4

I was wondering if it is possible to search among content of documents

  • possibly of various types: pdf, djvu, html, text file, programming code script, ...
  • possibly under various directories under each the documents are mixed together and possibly with other nondocument files?

Is grep capable of doing these kinds of thing?

Thanks and regards!

Tim
  • 26,107

3 Answers3

3

I use Recoll. It's in the repositories. It also searches pdf-metadata. You can choose, which folders are indexed. It's very fast.

Install:

sudo apt-get install recoll
bdr529
  • 3,098
2

Yes. Have a look at FindingFiles in the community documentation for Ubuntu. The one I used for a while was Tracker which is able to index most document types and, due to keeping an index updated in the background, was amazingly fast when searching.

DrSAR
  • 2,132
1

You could run a command on the files returned by the find command.

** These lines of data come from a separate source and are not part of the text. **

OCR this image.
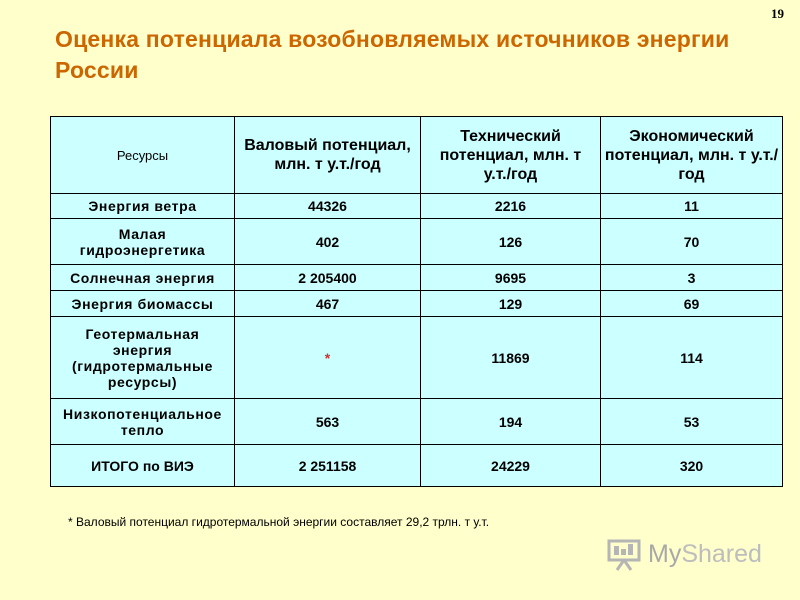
19
Оценка потенциала возобновляемых источников энергии России
Ресурсы	Валовый потенциал, млн. т у.т./год	Технический потенциал, млн. т у.т./год	Экономический потенциал, млн. т у.т./год
Энергия ветра	44326	2216	11
Малая гидроэнергетика	402	126	70
Солнечная энергия	2 205400	9695	3
Энергия биомассы	467	129	69
Геотермальная энергия (гидротермальные ресурсы)	*	11869	114
Низкопотенциальное тепло	563	194	53
ИТОГО по ВИЭ	2 251158	24229	320
* Валовый потенциал гидротермальной энергии составляет 29,2 трлн. т у.т.
MyShared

For example with the following command I list all the files starting from the current directory and on each I run the grep command to search for the string 'getUri'

find . -name '*.*' -exec grep --color 'getURI' {} +

This works perfectly on my Ubuntu 12.04

Anyway, I do not think that grep command is able to search within binary documents such as PDF.
Also using the command above on a large directory tree could be very burdensome in terms of computational time.

Another aspect to consider is that you can not search for a string in a raster PDF, in suck kind of scenario a document management system as LogicalDoc could help.

user175667
  • 121
  • 3